Let us consider the squaring of quadratic polynomials, i.e., the case where $m=2$. Let
$$ {\bf B}_0 := \begin{bmatrix} 1 & 0 & 0 \\ 0 & 0 & 0 \\ 0 & 0 & 0 \end{bmatrix}, \quad\quad {\bf B}_1 := \begin{bmatrix} 0 & 1 & 0 \\ 1 & 0 & 0 \\ 0 & 0 & 0 \end{bmatrix}, \quad\quad {\bf B}_2 := \begin{bmatrix} 0 & 0 & 1 \\ 0 & 1 & 0 \\ 1 & 0 & 0 \end{bmatrix}, \\ \, \\ \, \\ {\bf B}_3 := \begin{bmatrix} 0 & 0 & 0 \\ 0 & 0 & 1 \\ 0 & 1 & 0 \end{bmatrix}, \quad\quad {\bf B}_4 := \begin{bmatrix} 0 & 0 & 0 \\ 0 & 0 & 0 \\ 0 & 0 & 1 \end{bmatrix} $$
Note that ${\bf B}_2$ is the $3 \times 3$ reversal matrix.

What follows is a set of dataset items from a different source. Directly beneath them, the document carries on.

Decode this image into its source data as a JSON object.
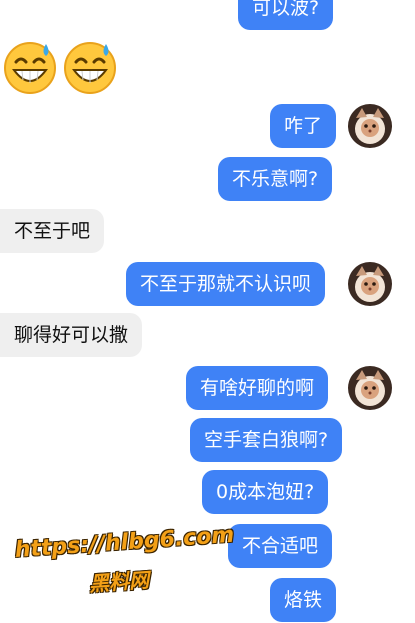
{
  "messages": [
    {
      "side": "me",
      "text": "可以波?"
    },
    {
      "side": "them",
      "emoji": [
        "grinning-sweat-emoji",
        "grinning-sweat-emoji"
      ]
    },
    {
      "side": "me",
      "text": "咋了",
      "avatar": true
    },
    {
      "side": "me",
      "text": "不乐意啊?"
    },
    {
      "side": "them",
      "text": "不至于吧"
    },
    {
      "side": "me",
      "text": "不至于那就不认识呗",
      "avatar": true
    },
    {
      "side": "them",
      "text": "聊得好可以撒"
    },
    {
      "side": "me",
      "text": "有啥好聊的啊",
      "avatar": true
    },
    {
      "side": "me",
      "text": "空手套白狼啊?"
    },
    {
      "side": "me",
      "text": "0成本泡妞?"
    },
    {
      "side": "me",
      "text": "不合适吧"
    },
    {
      "side": "me",
      "text": "烙铁"
    }
  ],
  "watermark": {
    "url": "https://hlbg6.com",
    "name": "黑料网"
  },
  "colors": {
    "me_bubble": "#3f82f6",
    "them_bubble": "#efefef",
    "watermark": "#f3a017"
  }
}
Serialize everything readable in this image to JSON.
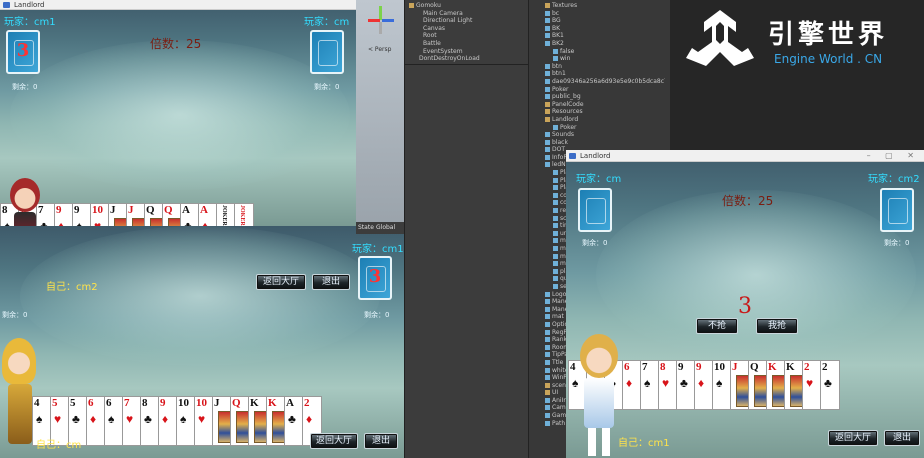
{
  "left_window": {
    "title": "Landlord",
    "top": {
      "player_left_label": "玩家：cm1",
      "player_right_label": "玩家：cm",
      "multiplier": "倍数：25",
      "left_count": "剩余：0",
      "right_count": "剩余：0",
      "left_card_number": "3",
      "hand": [
        "8",
        "7",
        "7",
        "9",
        "9",
        "10",
        "J",
        "J",
        "Q",
        "Q",
        "A",
        "A",
        "JOKER",
        "JOKER"
      ],
      "self_label": "自己：cm2",
      "btn_back": "返回大厅",
      "btn_exit": "退出",
      "right_player2": "玩家：cm1",
      "right_card_number": "3",
      "left_count2": "剩余：0",
      "right_count2": "剩余：0"
    },
    "bottom": {
      "hand": [
        "4",
        "5",
        "5",
        "6",
        "6",
        "7",
        "8",
        "9",
        "10",
        "10",
        "J",
        "Q",
        "K",
        "K",
        "A",
        "2"
      ],
      "self_label": "自己：",
      "self_name": "cm",
      "btn_back": "返回大厅",
      "btn_exit": "退出"
    }
  },
  "scene_tabs": {
    "persp": "< Persp",
    "state": "State",
    "globals": "Global"
  },
  "hierarchy": {
    "root": "Gomoku",
    "items": [
      "Main Camera",
      "Directional Light",
      "Canvas",
      "Root",
      "Battle",
      "EventSystem",
      "DontDestroyOnLoad"
    ]
  },
  "project": {
    "items": [
      "Textures",
      "bc",
      "BG",
      "BK",
      "BK1",
      "BK2",
      "false",
      "win",
      "btn",
      "btn1",
      "dae09346a256a6d93e5e9c0b5dca8c7",
      "Poker",
      "public_bg",
      "PanelCode",
      "Resources",
      "Landlord",
      "Poker",
      "Sounds",
      "black",
      "DOT",
      "InfoP",
      "ledN",
      "Pla",
      "Pla",
      "Pla",
      "co",
      "co",
      "re",
      "sc",
      "tin",
      "un",
      "mi",
      "mi",
      "mi",
      "mi",
      "pla",
      "qu",
      "se",
      "Logo",
      "Mane",
      "Mane",
      "mat",
      "Optio",
      "RegP",
      "Rank",
      "Room",
      "TipPa",
      "Ttle",
      "white",
      "WinP",
      "scene",
      "UI",
      "AniIn",
      "Camera",
      "GameM",
      "Path"
    ]
  },
  "logo": {
    "cn": "引擎世界",
    "en": "Engine World . CN"
  },
  "right_window": {
    "title": "Landlord",
    "player_left_label": "玩家：cm",
    "player_right_label": "玩家：cm2",
    "multiplier": "倍数：25",
    "left_count": "剩余：0",
    "right_count": "剩余：0",
    "big_number": "3",
    "btn_no": "不抢",
    "btn_grab": "我抢",
    "hand": [
      "4",
      "5",
      "6",
      "6",
      "7",
      "8",
      "9",
      "9",
      "10",
      "J",
      "Q",
      "K",
      "K",
      "2",
      "2"
    ],
    "self_label": "自己：cm1",
    "btn_back": "返回大厅",
    "btn_exit": "退出"
  },
  "colors": {
    "cyan": "#33ddff",
    "yellow": "#ffe34a",
    "red": "#d8141a",
    "multiplier": "#7a1e12"
  }
}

Note also that matrices ${\bf B}_0, {\bf B}_1, {\bf B}_2, {\bf B}_3, {\bf B}_4$ form the "natural" basis for the subspace of $3 \times 3$ Hankel matrices, i.e.,
$$ \begin{bmatrix} h_0 & h_1 & h_2 \\ h_1 & h_2 & h_3 \\ h_2 & h_3 & h_4 \end{bmatrix} = \sum_{k=0}^4 h_k {\bf B}_k $$
A quadratic (univariate) polynomial $q$ can be written as follows
$$ q (x) = \begin{bmatrix} a_0 \\ a_1 \\ a_2 \end{bmatrix}^\top \underbrace{\begin{bmatrix} 1 \\ x \\ x^2 \end{bmatrix}}_{=: {\bf v} (x)} = {\bf a}^\top {\bf v} (x) $$
Squaring $q$,
$$ q^2 (x) = {\bf v}^\top (x) \, {\bf a} \, {\bf a}^\top \, {\bf v} (x) = \begin{bmatrix} 1 \\ x \\ x^2 \end{bmatrix}^\top \begin{bmatrix} a_0^2 & a_0 a_1 & a_0 a_2 \\ a_1 a_0 & a_1^2 & a_1 a_2 \\ a_2 a_0 & a_2 a_1 & a_2^2 \end{bmatrix} \begin{bmatrix} 1 \\ x \\ x^2 \end{bmatrix} $$
Note that the $1 + 2m = 5$ coefficients of the polynomial $q^2$ are given by the sums of the entries in the $1 + 2m = 5$ anti-diagonals of the rank-$1$ matrix ${\bf a} \, {\bf a}^\top$. The $k$-th coefficient is given by
$$ \boxed{c_k = \langle {\bf B}_k , {\bf a} \, {\bf a}^\top \rangle = \color{blue}{{\bf a}^\top {\bf B}_k \, {\bf a}}} $$
where $\langle \cdot \, , \cdot \rangle$ denotes the Frobenius inner product. If $m > 2$, the coefficients can be found in a similar manner. Note that this is convoluted way of writing the convolution of $\bf a$ with itself.